Of course I can't help but touch on the actual issue at hand. There are a few elements that seem important to consider moving forward from this protest. Regardless of the dark history of colonization in the United States, broken treaties, and government acts that left the original Dakota and Lakota territory a fraction of what the government originally allotted, Energy Transfer Partners (ETP), the oil company behind the pipeline, was not engaged in any illegal land use. Simply put: they weren't breaking the law. There was, however, a double standard at the heart of the pipeline routing. The ETP originally proposed to pass the pipeline under the Missouri River north of Bismarck, the predominantly white (89 percent in 2015) capitol of North Dakota. The Army Corp of Engineers apparently advised the ETP to find an alternative route during their environmental assessment of the project and temporarily accepted the river passing near Standing Rock. A potential environmental hazard near indigenous groups was somehow deemed acceptable, but not for Caucasian communities. This led many people to call out "environmental racism." We had the superimposition of an environmental and human rights issue, but not a legal one. Fortunately with enough noise from the protest the Army Corp decided to do what was right from an environmental and humanitarian standpoint by denying the permit.

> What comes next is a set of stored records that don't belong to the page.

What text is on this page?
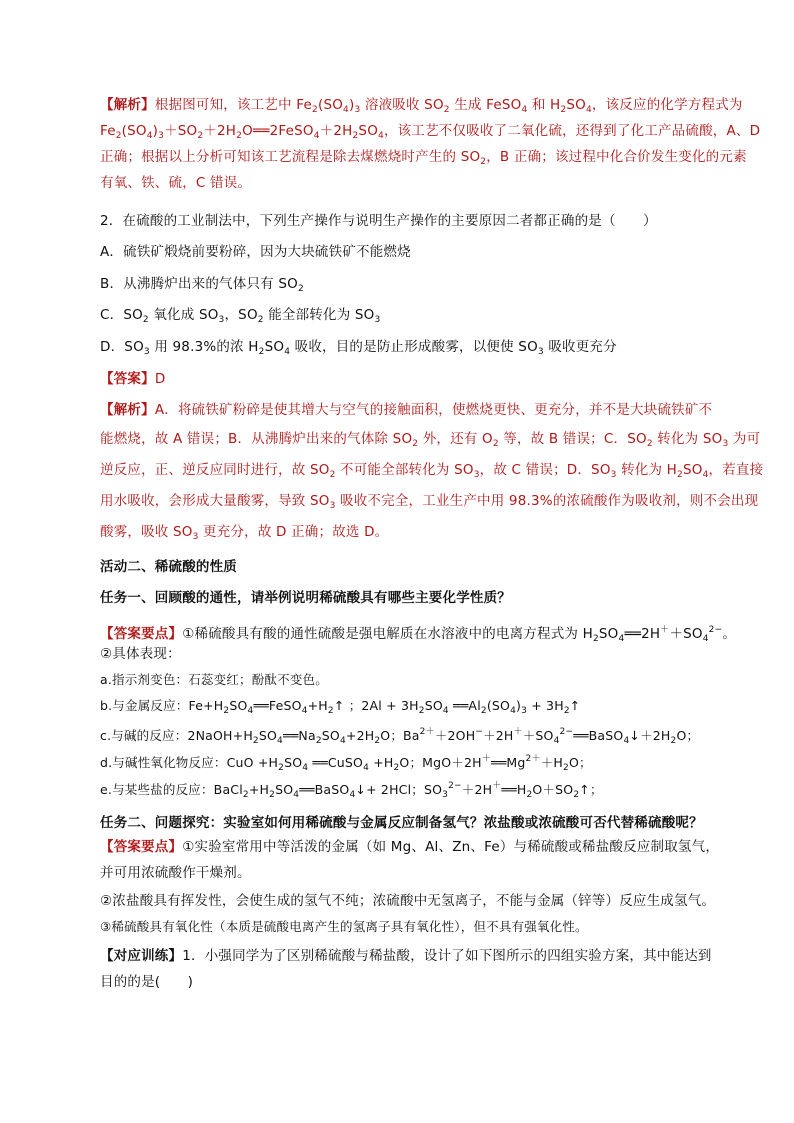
【解析】根据图可知，该工艺中 $Fe_2(SO_4)_3$ 溶液吸收 $SO_2$ 生成 FeSO$_4$ 和 $H_2SO_4$，该反应的化学方程式为
$Fe_2(SO_4)_3+SO_2+2H_2O══2FeSO_4+2H_2SO_4$，该工艺不仅吸收了二氧化硫，还得到了化工产品硫酸，A、D
正确；根据以上分析可知该工艺流程是除去煤燃烧时产生的 $SO_2$，B 正确；该过程中化合价发生变化的元素
有氧、铁、硫，C 错误。
2．在硫酸的工业制法中，下列生产操作与说明生产操作的主要原因二者都正确的是（　　）
A．硫铁矿煅烧前要粉碎，因为大块硫铁矿不能燃烧
B．从沸腾炉出来的气体只有 $SO_2$
C．$SO_2$ 氧化成 $SO_3$，$SO_2$ 能全部转化为 $SO_3$
D．$SO_3$ 用 98.3%的浓 $H_2SO_4$ 吸收，目的是防止形成酸雾，以便使 $SO_3$ 吸收更充分
【答案】D
【解析】A．将硫铁矿粉碎是使其增大与空气的接触面积，使燃烧更快、更充分，并不是大块硫铁矿不
能燃烧，故 A 错误；B．从沸腾炉出来的气体除 $SO_2$ 外，还有 $O_2$ 等，故 B 错误；C．$SO_2$ 转化为 $SO_3$ 为可
逆反应，正、逆反应同时进行，故 $SO_2$ 不可能全部转化为 $SO_3$，故 C 错误；D．$SO_3$ 转化为 $H_2SO_4$，若直接
用水吸收，会形成大量酸雾，导致 $SO_3$ 吸收不完全，工业生产中用 98.3%的浓硫酸作为吸收剂，则不会出现
酸雾，吸收 $SO_3$ 更充分，故 D 正确；故选 D。
活动二、稀硫酸的性质
任务一、回顾酸的通性，请举例说明稀硫酸具有哪些主要化学性质？
【答案要点】①稀硫酸具有酸的通性硫酸是强电解质在水溶液中的电离方程式为 $H_2SO_4══2H^++SO_4^{2-}$。
②具体表现：
a.指示剂变色：石蕊变红；酚酞不变色。
b.与金属反应：$Fe+H_2SO_4══FeSO_4+H_2↑$ ；$2Al + 3H_2SO_4$ $══Al_2(SO_4)_3$ + $3H_2↑$
c.与碱的反应：$2NaOH+H_2SO_4══Na_2SO_4+2H_2O$；$Ba^{2+}+2OH^-+2H^++SO_4^{2-}══BaSO_4↓+2H_2O$；
d.与碱性氧化物反应：CuO $+H_2SO_4$ ══CuSO$_4$ $+H_2O$；$MgO+2H^+══Mg^{2+}+H_2O$；
e.与某些盐的反应：$BaCl_2+H_2SO_4══BaSO_4↓+ 2HCl$；$SO_3^{2-}+2H^+══H_2O+SO_2↑$；
任务二、问题探究：实验室如何用稀硫酸与金属反应制备氢气？浓盐酸或浓硫酸可否代替稀硫酸呢？
【答案要点】①实验室常用中等活泼的金属（如 Mg、Al、Zn、Fe）与稀硫酸或稀盐酸反应制取氢气，
并可用浓硫酸作干燥剂。
②浓盐酸具有挥发性，会使生成的氢气不纯；浓硫酸中无氢离子，不能与金属（锌等）反应生成氢气。
③稀硫酸具有氧化性（本质是硫酸电离产生的氢离子具有氧化性），但不具有强氧化性。
【对应训练】1．小强同学为了区别稀硫酸与稀盐酸，设计了如下图所示的四组实验方案，其中能达到
目的的是(　　)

The human rights concerns continued at the frontline of the protests themselves. Dave Archambault II, chairman of the Standing Rock Sioux tribe, had repeatedly called for peaceful protest and prayer. My experience in talking to people around the camp only supported that mission. However, the police had reported aggression from the protestors, including those assembled throwing bottles, racial slurs, and burning cars. Those who had used violent tactics were asked to leave the camp. The water protectors, or protestors, were not spraying the police from fire hoses in sub-freezing temperatures, they were not using pepper spray and concussion grenades, and they were not wearing riot gear and standing behind armored vehicles. The focus was to remain peaceful.

I hope that Standing Rock will become a precedent-setting protest as we move into the uncertain era of Trump politics. In the wake of this election it seems there may be myriad issues that require civil disobedience, and the ability to gather together and stand up for our inalienable rights is essential. The success at Standing Rock offers proof that peaceful protest can initiate meaningful change. This is an important victory for environmental and human rights issues but there is and will be more work to do.